The men are a gloomy uniform grey, working life has out deep furrows in their sexless, barely male faces. You can imagine what they get up to with their wives at home: nothing. Nothing agreeable. But not even anything particularly disagreeable either, they don't have the style for that. The revolting work they do has stripped the hair from one man's head, robbed a second man's mouth of teeth, and put dirt under the fingernails of a third. Inwardly, Hans remains detached from them. This shows visibly in the way he squeezes up into the darkest corner so that he won't be noticed and on no account associated (erroneously) with this herd.

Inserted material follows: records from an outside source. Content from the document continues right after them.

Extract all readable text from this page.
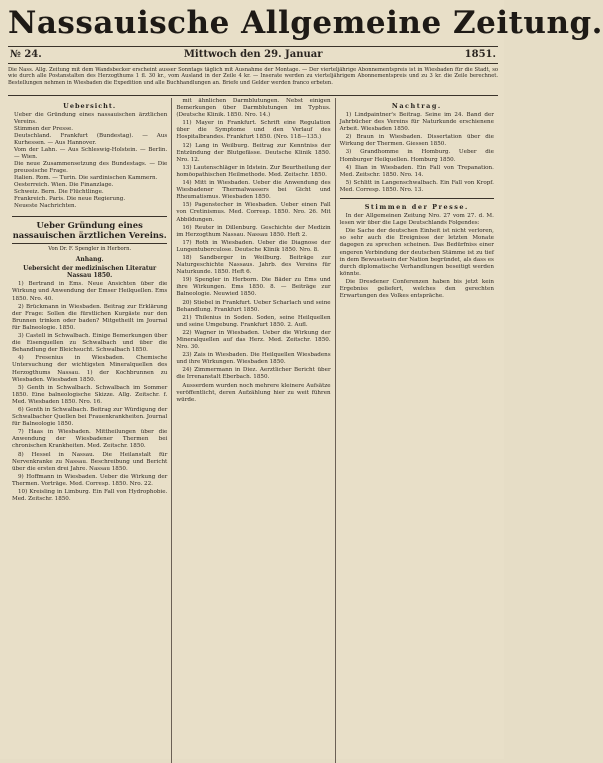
Nassauische Allgemeine Zeitung.
№ 24.	Mittwoch den 29. Januar	1851.
Die Nass. Allg. Zeitung mit dem Wandsbecker erscheint ausser Sonntags täglich mit Ausnahme der Montage. — Der vierteljährige Abonnementspreis ist in Wiesbaden für die Stadt, so wie durch alle Postanstalten des Herzogthums 1 fl. 30 kr., vom Ausland in der Zeile 4 kr. — Inserate werden zu vierteljährigem Abonnementspreis und zu 3 kr. die Zeile berechnet. Bestellungen nehmen in Wiesbaden die Expedition und alle Buchhandlungen an. Briefe und Gelder werden franco erbeten.
Uebersicht.
Ueber die Gründung eines nassauischen ärztlichen Vereins.
Stimmen der Presse.
Deutschland. Frankfurt (Bundestag). — Aus Kurhessen. — Aus Hannover.
Vom der Lahn. — Aus Schleswig-Holstein. — Berlin. — Wien.
Die neue Zusammensetzung des Bundestags. — Die preussische Frage.
Italien. Rom. — Turin. Die sardinischen Kammern.
Oesterreich. Wien. Die Finanzlage.
Schweiz. Bern. Die Flüchtlinge.
Frankreich. Paris. Die neue Regierung.
Neueste Nachrichten.
Ueber Gründung eines nassauischen ärztlichen Vereins.
Von Dr. F. Spengler in Herborn.
Anhang.
Uebersicht der medizinischen Literatur Nassau 1850.

1) Bertrand in Ems. Neue Ansichten über die Wirkung und Anwendung der Emser Heilquellen. Ems 1850. Nro. 40.

2) Brückmann in Wiesbaden. Beitrag zur Erklärung der Frage: Sollen die fürstlichen Kurgäste nur den Brunnen trinken oder baden? Mitgetheilt im Journal für Balneologie. 1850.

3) Castell in Schwalbach. Einige Bemerkungen über die Eisenquellen zu Schwalbach und über die Behandlung der Bleichsucht. Schwalbach 1850.

4) Fresenius in Wiesbaden. Chemische Untersuchung der wichtigsten Mineralquellen des Herzogthums Nassau. 1) der Kochbrunnen zu Wiesbaden. Wiesbaden 1850.

5) Genth in Schwalbach. Schwalbach im Sommer 1850. Eine balneologische Skizze. Allg. Zeitschr. f. Med. Wiesbaden 1850. Nro. 16.

6) Genth in Schwalbach. Beitrag zur Würdigung der Schwalbacher Quellen bei Frauenkrankheiten. Journal für Balneologie 1850.

7) Haas in Wiesbaden. Mittheilungen über die Anwendung der Wiesbadener Thermen bei chronischen Krankheiten. Med. Zeitschr. 1850.

8) Hessel in Nassau. Die Heilanstalt für Nervenkranke zu Nassau. Beschreibung und Bericht über die ersten drei Jahre. Nassau 1850.

9) Hoffmann in Wiesbaden. Ueber die Wirkung der Thermen. Vorträge. Med. Corresp. 1850. Nro. 22.

10) Kreisling in Limburg. Ein Fall von Hydrophobie. Med. Zeitschr. 1850.

mit ähnlichen Darmblutungen. Nebst einigen Bemerkungen über Darmblutungen im Typhus. (Deutsche Klinik. 1850. Nro. 14.)

11) Mayer in Frankfurt. Schrift eine Regulation über die Symptome und den Verlauf des Hospitalbrandes. Frankfurt 1850. (Nro. 118—135.)

12) Lang in Weilburg. Beitrag zur Kenntniss der Entzündung der Blutgefässe. Deutsche Klinik 1850. Nro. 12.

13) Lautenschläger in Idstein. Zur Beurtheilung der homöopathischen Heilmethode. Med. Zeitschr. 1850.

14) Mitt in Wiesbaden. Ueber die Anwendung des Wiesbadener Thermalwassers bei Gicht und Rheumatismus. Wiesbaden 1850.

15) Pagenstecher in Wiesbaden. Ueber einen Fall von Cretinismus. Med. Corresp. 1850. Nro. 26. Mit Abbildungen.

16) Reuter in Dillenburg. Geschichte der Medizin im Herzogthum Nassau. Nassau 1850. Heft 2.

17) Roth in Wiesbaden. Ueber die Diagnose der Lungentuberculose. Deutsche Klinik 1850. Nro. 8.

18) Sandberger in Weilburg. Beiträge zur Naturgeschichte Nassaus. Jahrb. des Vereins für Naturkunde. 1850. Heft 6.

19) Spengler in Herborn. Die Bäder zu Ems und ihre Wirkungen. Ems 1850. 8. — Beiträge zur Balneologie. Neuwied 1850.

20) Stiebel in Frankfurt. Ueber Scharlach und seine Behandlung. Frankfurt 1850.

21) Thilenius in Soden. Soden, seine Heilquellen und seine Umgebung. Frankfurt 1850. 2. Aufl.

22) Wagner in Wiesbaden. Ueber die Wirkung der Mineralquellen auf das Herz. Med. Zeitschr. 1850. Nro. 30.

23) Zais in Wiesbaden. Die Heilquellen Wiesbadens und ihre Wirkungen. Wiesbaden 1850.

24) Zimmermann in Diez. Aerztlicher Bericht über die Irrenanstalt Eberbach. 1850.

Ausserdem wurden noch mehrere kleinere Aufsätze veröffentlicht, deren Aufzählung hier zu weit führen würde.

Nachtrag.

1) Lindpaintner's Beitrag. Seine im 24. Band der Jahrbücher des Vereins für Naturkunde erschienene Arbeit. Wiesbaden 1850.

2) Braun in Wiesbaden. Dissertation über die Wirkung der Thermen. Giessen 1850.

3) Grandhomme in Homburg. Ueber die Homburger Heilquellen. Homburg 1850.

4) Ilian in Wiesbaden. Ein Fall von Trepanation. Med. Zeitschr. 1850. Nro. 14.

5) Schlitt in Langenschwalbach. Ein Fall von Kropf. Med. Corresp. 1850. Nro. 13.

Stimmen der Presse.

In der Allgemeinen Zeitung Nro. 27 vom 27. d. M. lesen wir über die Lage Deutschlands Folgendes:

Die Sache der deutschen Einheit ist nicht verloren, so sehr auch die Ereignisse der letzten Monate dagegen zu sprechen scheinen. Das Bedürfniss einer engeren Verbindung der deutschen Stämme ist zu tief in dem Bewusstsein der Nation begründet, als dass es durch diplomatische Verhandlungen beseitigt werden könnte.

Die Dresdener Conferenzen haben bis jetzt kein Ergebniss geliefert, welches den gerechten Erwartungen des Volkes entspräche.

But if a pretty young lady shows up on her own he gives her an inviting wink. This is known as flirting. It is something carefree people do.

Rainer and Anna, who wouldn't be associated with the herd anyway because they don't look as if they do any work, stand there out in the open with the breeze from the open platform blowing in their rugged faces. Soon the tram will be far behind them and they will be driving a brand new car.

The gap between Hans and the twins widened here where other people were present and could see them. Anna and Rainer were on top and Hans was (still) down below. But it was not to be like that for much longer.